The objective is to parallelize the matrix transpose operation using Intel TBB. The matrix is stored in the class Matrix which takes a policy class that defines its memory organization (currently, only the MatrixOrganizationLinear policy representing traditional row-wise layout is available). The transpose operation should be performed in-place. The matrix is always square and its side size is taken as (the only) command line argument (16 384 is the default). The matrix is filled with a simple pattern to facilitate validation.

The serial_transpose() function is provided as a reference serial implementation. The parallel_transpose() function is the one you should implement. The main() function is already prepared to measure the execution time of both functions and to validate parallel computation results.

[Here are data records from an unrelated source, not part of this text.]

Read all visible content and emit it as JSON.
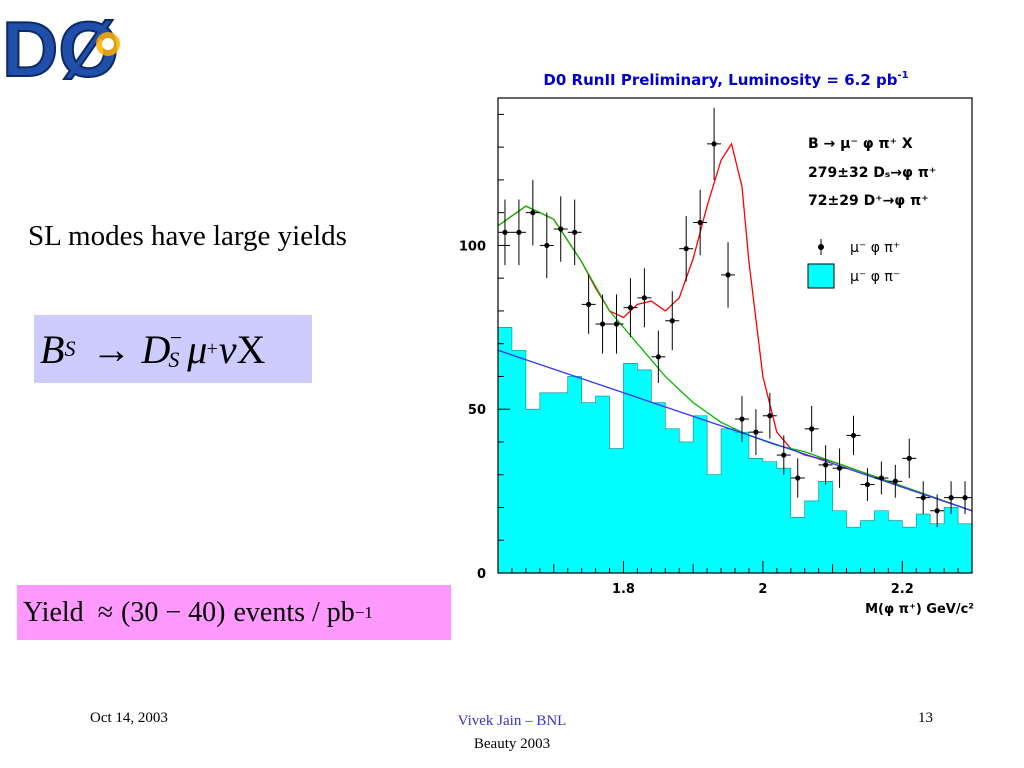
{
  "logo": {
    "text": "DØ"
  },
  "slide": {
    "text_line": "SL modes have large yields",
    "formula": {
      "b": "B",
      "b_sub": "S",
      "arrow": "→",
      "d": "D",
      "d_sub": "S",
      "d_sup": "−",
      "mu": "μ",
      "mu_sup": "+",
      "nu": "ν",
      "x": "X"
    },
    "yield": {
      "label": "Yield",
      "approx": "≈",
      "range": "(30 − 40)",
      "unit": "events / pb",
      "unit_sup": "−1"
    }
  },
  "chart_data": {
    "type": "histogram",
    "title": "D0 RunII  Preliminary, Luminosity = 6.2 pb",
    "title_sup": "-1",
    "xlabel": "M(φ π⁺) GeV/c²",
    "ylabel": "",
    "xlim": [
      1.62,
      2.3
    ],
    "ylim": [
      0,
      145
    ],
    "x_ticks": [
      1.8,
      2,
      2.2
    ],
    "x_tick_labels": [
      "1.8",
      "2",
      "2.2"
    ],
    "y_ticks": [
      0,
      50,
      100
    ],
    "y_tick_labels": [
      "0",
      "50",
      "100"
    ],
    "annotations": {
      "reaction": "B → μ⁻ φ π⁺ X",
      "ds_yield": "279±32  Dₛ→φ π⁺",
      "dplus_yield": "72±29  D⁺→φ π⁺"
    },
    "legend": [
      {
        "name": "μ⁻ φ π⁺",
        "marker": "point"
      },
      {
        "name": "μ⁻ φ π⁻",
        "marker": "filled-box"
      }
    ],
    "legend_position": "top-right",
    "series": [
      {
        "name": "μ⁻ φ π⁺",
        "kind": "points",
        "x": [
          1.63,
          1.65,
          1.67,
          1.69,
          1.71,
          1.73,
          1.75,
          1.77,
          1.79,
          1.81,
          1.83,
          1.85,
          1.87,
          1.89,
          1.91,
          1.93,
          1.95,
          1.97,
          1.99,
          2.01,
          2.03,
          2.05,
          2.07,
          2.09,
          2.11,
          2.13,
          2.15,
          2.17,
          2.19,
          2.21,
          2.23,
          2.25,
          2.27,
          2.29
        ],
        "y": [
          104,
          104,
          110,
          100,
          105,
          104,
          82,
          76,
          76,
          81,
          84,
          66,
          77,
          99,
          107,
          131,
          91,
          47,
          43,
          48,
          36,
          29,
          44,
          33,
          32,
          42,
          27,
          29,
          28,
          35,
          23,
          19,
          23,
          23
        ],
        "err": [
          10,
          10,
          10,
          10,
          10,
          10,
          9,
          9,
          9,
          9,
          9,
          8,
          9,
          10,
          10,
          11,
          10,
          7,
          7,
          7,
          6,
          6,
          7,
          6,
          6,
          6,
          5,
          5,
          5,
          6,
          5,
          5,
          5,
          5
        ]
      },
      {
        "name": "μ⁻ φ π⁻",
        "kind": "filled-histogram",
        "bin_edges": [
          1.62,
          1.64,
          1.66,
          1.68,
          1.7,
          1.72,
          1.74,
          1.76,
          1.78,
          1.8,
          1.82,
          1.84,
          1.86,
          1.88,
          1.9,
          1.92,
          1.94,
          1.96,
          1.98,
          2.0,
          2.02,
          2.04,
          2.06,
          2.08,
          2.1,
          2.12,
          2.14,
          2.16,
          2.18,
          2.2,
          2.22,
          2.24,
          2.26,
          2.28,
          2.3
        ],
        "values": [
          75,
          68,
          50,
          55,
          55,
          60,
          52,
          54,
          38,
          64,
          62,
          52,
          44,
          40,
          48,
          30,
          44,
          43,
          35,
          34,
          32,
          17,
          22,
          28,
          19,
          14,
          16,
          19,
          16,
          14,
          18,
          15,
          20,
          15
        ],
        "color": "#00ffff"
      },
      {
        "name": "",
        "kind": "line",
        "color": "#ff0000",
        "x": [
          1.62,
          1.66,
          1.7,
          1.74,
          1.76,
          1.78,
          1.8,
          1.82,
          1.84,
          1.86,
          1.88,
          1.9,
          1.92,
          1.94,
          1.955,
          1.97,
          1.98,
          2.0,
          2.02,
          2.04,
          2.06,
          2.1,
          2.14,
          2.18,
          2.22,
          2.26,
          2.3
        ],
        "y": [
          106,
          112,
          108,
          95,
          87,
          80,
          78,
          82,
          83,
          80,
          84,
          96,
          112,
          126,
          131,
          118,
          95,
          60,
          43,
          38,
          36,
          34,
          31,
          28,
          25,
          22,
          19
        ]
      },
      {
        "name": "",
        "kind": "line",
        "color": "#00bb00",
        "x": [
          1.62,
          1.66,
          1.7,
          1.74,
          1.78,
          1.82,
          1.86,
          1.9,
          1.94,
          1.98,
          2.02,
          2.06,
          2.1,
          2.14,
          2.18,
          2.22,
          2.26,
          2.3
        ],
        "y": [
          106,
          112,
          108,
          95,
          80,
          70,
          60,
          52,
          46,
          42,
          39,
          37,
          34,
          31,
          28,
          25,
          22,
          19
        ]
      },
      {
        "name": "",
        "kind": "line",
        "color": "#3333ff",
        "x": [
          1.62,
          2.3
        ],
        "y": [
          68,
          19
        ]
      }
    ],
    "colors": {
      "axis": "#000000",
      "title": "#0000cc",
      "fill": "#00ffff"
    }
  },
  "footer": {
    "date": "Oct 14, 2003",
    "author": "Vivek Jain – BNL",
    "event": "Beauty 2003",
    "page": "13"
  }
}
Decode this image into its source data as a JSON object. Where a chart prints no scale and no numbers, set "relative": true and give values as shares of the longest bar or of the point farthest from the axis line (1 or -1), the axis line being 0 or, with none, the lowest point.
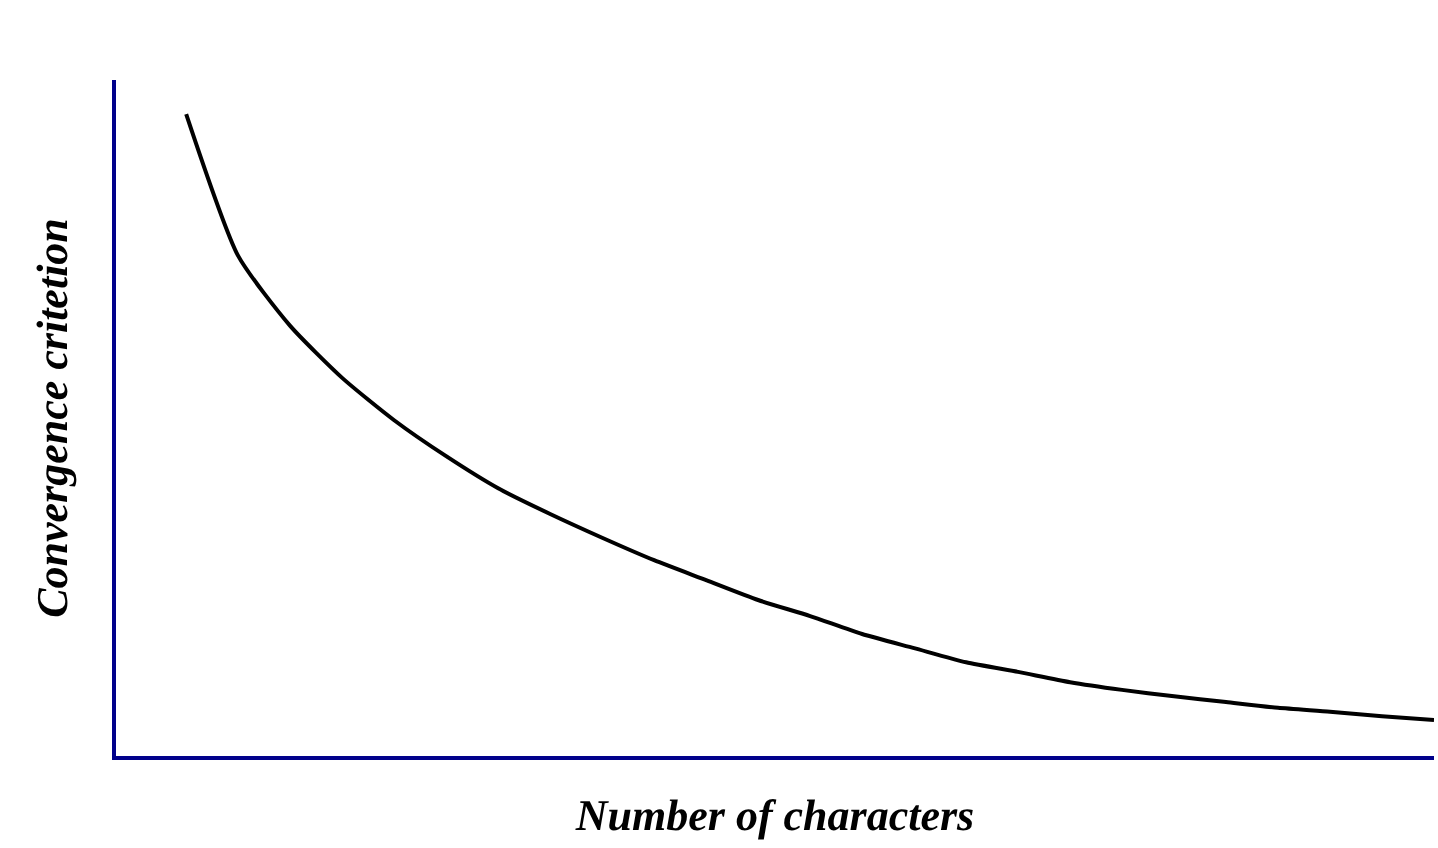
{
  "chart_data": {
    "type": "line",
    "relative": true,
    "xlabel": "Number of characters",
    "ylabel": "Convergence critetion",
    "categories": [
      null,
      null,
      null,
      null,
      null,
      null,
      null,
      null,
      null,
      null,
      null,
      null,
      null,
      null,
      null,
      null,
      null,
      null,
      null,
      null,
      null,
      null,
      null,
      null,
      null
    ],
    "series": [
      {
        "color": "#000000",
        "values": [
          1.0,
          0.779,
          0.67,
          0.589,
          0.523,
          0.467,
          0.417,
          0.377,
          0.34,
          0.305,
          0.274,
          0.243,
          0.218,
          0.19,
          0.168,
          0.146,
          0.131,
          0.115,
          0.103,
          0.093,
          0.084,
          0.075,
          0.069,
          0.062,
          0.056
        ]
      }
    ]
  }
}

Compilation and execution on parlab

For compilation, you may use the provided Makefile, and optionally the build.sh sbatch script. This is not an ordinary shell script, but it needs to be executed via slurm as

$> sbatch ./build.sh

It will enqueue the job and execute it once the resources become available. The job ID is returned by the sbatch command. You can check the job status using the squeue command or the sacct -j <jobID> command. Once the job is finished, the output is stored in ./build.log file.

If you prefer to run the make directly as a terminal command, use srun:

$> srun -A nprg042s -p mpi-homo-short -c 1 -n 1 make

Similarly, you can run the compiled job using

$> sbatch ./run.sh [ <matrix-side-size> ]

It takes one optional argument (matrix size) and yields the output (measured times) into run.log. Alternatively, you can run it interactively as:

$> srun -A nprg042s -p mpi-homo-short -c 32 -n 1 ./tbb-matrix-tran [ <matrix-side-size> ]

Feel free to experiment with the number of allocated processors (-c argument) and the size of the matrix. For debugging, it is recommended to keep the size small (up to a few thousand) and use only 4-8 CPUs so you can better share resources in the class. The 32 cores are a reasonable maximum (64 cores are likely to exhibit no improvement since there are only 32 physical cores).

After implementing the solution on your own, you may consult the result notes.